For cases like this, I came to think that Full Fine-Tuning, which fine-tunes all the model's parameters, might be a better approach. Because LoRA learns fewer parameters by mimicking a subset of them, it can struggle to properly learn complex patterns or domain-specific nuances.
In the process, however, I did try to improve the model's performance even slightly through efforts like using the Priming Technique.
In the end, this project was like an experience-doubling event for me.
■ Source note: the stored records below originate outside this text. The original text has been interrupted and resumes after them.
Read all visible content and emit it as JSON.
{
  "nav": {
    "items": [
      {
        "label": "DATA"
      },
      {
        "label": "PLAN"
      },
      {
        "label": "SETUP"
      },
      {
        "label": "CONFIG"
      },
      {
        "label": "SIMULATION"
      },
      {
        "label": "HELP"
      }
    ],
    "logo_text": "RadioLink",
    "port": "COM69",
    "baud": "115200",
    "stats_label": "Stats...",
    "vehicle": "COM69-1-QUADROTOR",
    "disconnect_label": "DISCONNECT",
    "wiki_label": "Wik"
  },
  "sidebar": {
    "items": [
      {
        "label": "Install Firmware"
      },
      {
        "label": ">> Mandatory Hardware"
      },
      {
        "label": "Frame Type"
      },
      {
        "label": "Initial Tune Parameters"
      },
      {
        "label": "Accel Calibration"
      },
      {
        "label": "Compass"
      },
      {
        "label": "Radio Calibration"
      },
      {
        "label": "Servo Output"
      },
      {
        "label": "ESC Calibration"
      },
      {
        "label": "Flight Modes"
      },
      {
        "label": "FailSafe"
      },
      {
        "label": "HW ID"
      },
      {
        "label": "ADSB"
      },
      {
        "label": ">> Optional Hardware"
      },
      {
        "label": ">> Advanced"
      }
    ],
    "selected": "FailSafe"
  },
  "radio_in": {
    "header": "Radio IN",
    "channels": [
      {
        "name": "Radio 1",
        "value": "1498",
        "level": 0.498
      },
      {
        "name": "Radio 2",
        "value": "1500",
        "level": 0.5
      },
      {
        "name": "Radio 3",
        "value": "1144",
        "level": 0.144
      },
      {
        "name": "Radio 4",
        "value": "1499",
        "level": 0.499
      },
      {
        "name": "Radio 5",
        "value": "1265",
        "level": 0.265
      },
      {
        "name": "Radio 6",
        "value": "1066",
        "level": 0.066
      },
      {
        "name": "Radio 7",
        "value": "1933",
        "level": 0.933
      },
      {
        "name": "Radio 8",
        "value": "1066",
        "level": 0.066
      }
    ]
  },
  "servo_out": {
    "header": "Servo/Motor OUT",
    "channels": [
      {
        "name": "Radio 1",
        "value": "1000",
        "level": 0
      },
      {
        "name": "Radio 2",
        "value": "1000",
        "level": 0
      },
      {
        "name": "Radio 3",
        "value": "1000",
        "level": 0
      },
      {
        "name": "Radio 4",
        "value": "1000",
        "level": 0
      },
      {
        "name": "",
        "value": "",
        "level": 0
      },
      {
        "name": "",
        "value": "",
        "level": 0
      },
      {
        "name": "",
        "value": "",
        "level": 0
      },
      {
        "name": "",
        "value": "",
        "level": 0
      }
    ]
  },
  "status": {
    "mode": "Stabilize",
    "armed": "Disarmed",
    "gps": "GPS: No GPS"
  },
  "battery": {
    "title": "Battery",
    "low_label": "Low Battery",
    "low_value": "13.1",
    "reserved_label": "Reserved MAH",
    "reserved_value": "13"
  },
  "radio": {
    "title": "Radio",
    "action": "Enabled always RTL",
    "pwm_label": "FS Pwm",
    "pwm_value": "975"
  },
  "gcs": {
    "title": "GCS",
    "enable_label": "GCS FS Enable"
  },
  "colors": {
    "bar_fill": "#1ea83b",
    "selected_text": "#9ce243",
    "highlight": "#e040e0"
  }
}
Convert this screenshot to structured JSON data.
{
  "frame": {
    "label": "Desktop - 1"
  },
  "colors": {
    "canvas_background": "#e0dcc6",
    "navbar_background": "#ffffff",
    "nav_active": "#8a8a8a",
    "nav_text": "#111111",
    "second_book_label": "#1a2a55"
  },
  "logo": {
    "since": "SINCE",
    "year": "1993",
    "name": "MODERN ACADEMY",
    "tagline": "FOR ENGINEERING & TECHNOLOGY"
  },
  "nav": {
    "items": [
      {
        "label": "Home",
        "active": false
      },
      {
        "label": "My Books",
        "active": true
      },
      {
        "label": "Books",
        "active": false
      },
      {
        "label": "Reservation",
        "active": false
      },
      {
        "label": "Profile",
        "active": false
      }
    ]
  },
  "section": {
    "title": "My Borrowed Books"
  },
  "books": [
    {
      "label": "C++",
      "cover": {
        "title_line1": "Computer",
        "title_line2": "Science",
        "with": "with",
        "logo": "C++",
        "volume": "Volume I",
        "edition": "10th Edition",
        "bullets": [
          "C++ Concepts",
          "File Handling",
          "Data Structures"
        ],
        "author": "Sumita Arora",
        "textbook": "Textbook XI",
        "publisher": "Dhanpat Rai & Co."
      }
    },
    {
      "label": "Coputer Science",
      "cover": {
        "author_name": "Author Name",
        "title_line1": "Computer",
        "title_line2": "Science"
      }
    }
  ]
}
I had a successful fine-tuning experience with the news dataset, and I also gained experience with a failed fine-tuning attempt by directly confronting the limitations of LoRA, which I had only thought of as being good.
Conclusion
It has been a long journey from Seq2Seq Attention and Self-Attention to fine-tuning GPT-2. Experiencing the progress of the NLP field firsthand through this learning process made it all the more enjoyable and exciting.
In fact, as of this writing in October 2025, several LLMs are already available for us to learn from, such as the new open-source GPT-OSS from OpenAI, Grok 2.5, and Deepseek R1.
This means I have to keep learning... haha.
Anyway, it took about a month to learn everything from the attention mechanism to GPT-2 fine-tuning, and it feels like it was a truly productive month after a long time. This project ends here, but I will continue to learn about the NLP field and strive to learn about many other areas of artificial intelligence as well.